Cryptocurrency Needs Nuanced Regulations 

The strict regulatory climate for cryptocurrency and the lack of uniform crypto regulations in the United States have caused virtual currency exchanges to shutter business in favor of jurisdictions with friendlier and clearer crypto regulations.

In addition, the U.S. stance on digital currency is felt by U.S. traders who continue to be geofenced. Back in May 2019, Poloniex delisted nine crypto tokens from the U.S. markets due to unclear regulations. The exchange later moved its services to Bermuda, with unrestricted access for non-US customers.

Joining the voices of other stakeholders in the digital currency industry, Ripple’s Brad Garlinghouse and Chris Larsen recently wrote to the U.S. Congress regarding regulatory clarity.
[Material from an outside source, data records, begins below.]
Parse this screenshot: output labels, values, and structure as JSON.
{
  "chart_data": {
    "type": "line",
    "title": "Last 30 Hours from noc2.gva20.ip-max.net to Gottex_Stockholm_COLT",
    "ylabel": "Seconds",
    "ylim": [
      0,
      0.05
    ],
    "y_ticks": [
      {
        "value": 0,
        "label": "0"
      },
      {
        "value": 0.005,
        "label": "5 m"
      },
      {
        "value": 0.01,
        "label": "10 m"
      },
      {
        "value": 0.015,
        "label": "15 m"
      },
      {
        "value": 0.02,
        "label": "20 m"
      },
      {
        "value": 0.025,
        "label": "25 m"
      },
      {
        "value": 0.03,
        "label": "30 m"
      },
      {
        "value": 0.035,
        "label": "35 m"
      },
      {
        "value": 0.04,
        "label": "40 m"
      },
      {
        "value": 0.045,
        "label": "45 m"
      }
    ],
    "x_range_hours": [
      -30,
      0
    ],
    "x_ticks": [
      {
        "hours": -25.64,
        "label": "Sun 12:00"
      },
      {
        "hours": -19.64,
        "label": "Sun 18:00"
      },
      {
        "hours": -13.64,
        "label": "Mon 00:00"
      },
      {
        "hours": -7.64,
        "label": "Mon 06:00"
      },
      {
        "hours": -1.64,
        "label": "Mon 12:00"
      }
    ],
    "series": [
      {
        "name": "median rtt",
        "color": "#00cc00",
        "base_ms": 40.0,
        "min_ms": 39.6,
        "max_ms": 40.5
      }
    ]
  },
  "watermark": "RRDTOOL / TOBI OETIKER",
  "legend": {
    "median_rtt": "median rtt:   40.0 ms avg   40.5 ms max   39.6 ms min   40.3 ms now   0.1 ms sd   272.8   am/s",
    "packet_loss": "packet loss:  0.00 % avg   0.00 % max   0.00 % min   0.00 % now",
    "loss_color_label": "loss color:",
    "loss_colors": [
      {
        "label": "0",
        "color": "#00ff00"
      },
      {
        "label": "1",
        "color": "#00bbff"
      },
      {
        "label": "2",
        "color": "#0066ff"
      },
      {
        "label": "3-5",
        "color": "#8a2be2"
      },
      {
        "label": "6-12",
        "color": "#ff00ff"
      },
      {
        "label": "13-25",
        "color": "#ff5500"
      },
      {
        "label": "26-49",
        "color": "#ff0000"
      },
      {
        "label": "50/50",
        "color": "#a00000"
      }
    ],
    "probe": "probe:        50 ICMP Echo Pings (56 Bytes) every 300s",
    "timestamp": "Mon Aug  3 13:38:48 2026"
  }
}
While praising the role of central banks, the pair said that the virtual currency sector wasn’t intended to displace fiat including the U.S. dollar, but rather complement them.

Furthermore, the Ripple executives urged Congress not to implement regulations that would discourage responsible cryptocurrency exchanges.

An excerpt from the letter reads:

“We urge you to support regulation that does not disadvantage U.S. companies using these technologies to innovate responsibly, and classifies digital currencies in a way that recognizes their fundamental differences—not painting them with a broad brush. Without regulatory clarity, we risk pushing the innovation, tax revenue, and jobs that these new technologies create overseas.” 

Also, against the popular notion that the digital currency industry is mostly about fraud and money laundering, Garlinghouse and Larsen said the sector has more good actors than bad ones who abide by the rules.

All Cryptos Aren’t the Same

In May 2019, United States Congressman, Bradley Sherman, sought to introduce a bill that would ban cryptocurrencies, as they threaten the power of the U.S. dollar

BTCManager recently reported that U.S. President Donald Trump, in a series of tweets, made negative comments against bitcoin, Facebook’s Libra, and cryptocurrency in general. The President went on to say that unregulated virtual currencies serve as weapons for illicit activities, arguing that the U.S. dollar is the most reliable currency.

Garlinghouse, however, did not like the crypto bashing by the U.S. President. Garlinghouse believed that Ripple shouldn’t be lumped with crypto platforms with questionable operations.

Also, Steve Mnuchin, Treasury Secretary of the U.S., expressed doubts about Libra complying with anti-money laundering (AML) regulations.

But Binance CEO, Changpeng Zhao, didn’t seem fazed by the anti-crypto energy oozing out of the U.S.; CZ believes that whether or not the U.S. decides to ban digital currency, the overall condition of the industry would not be affected.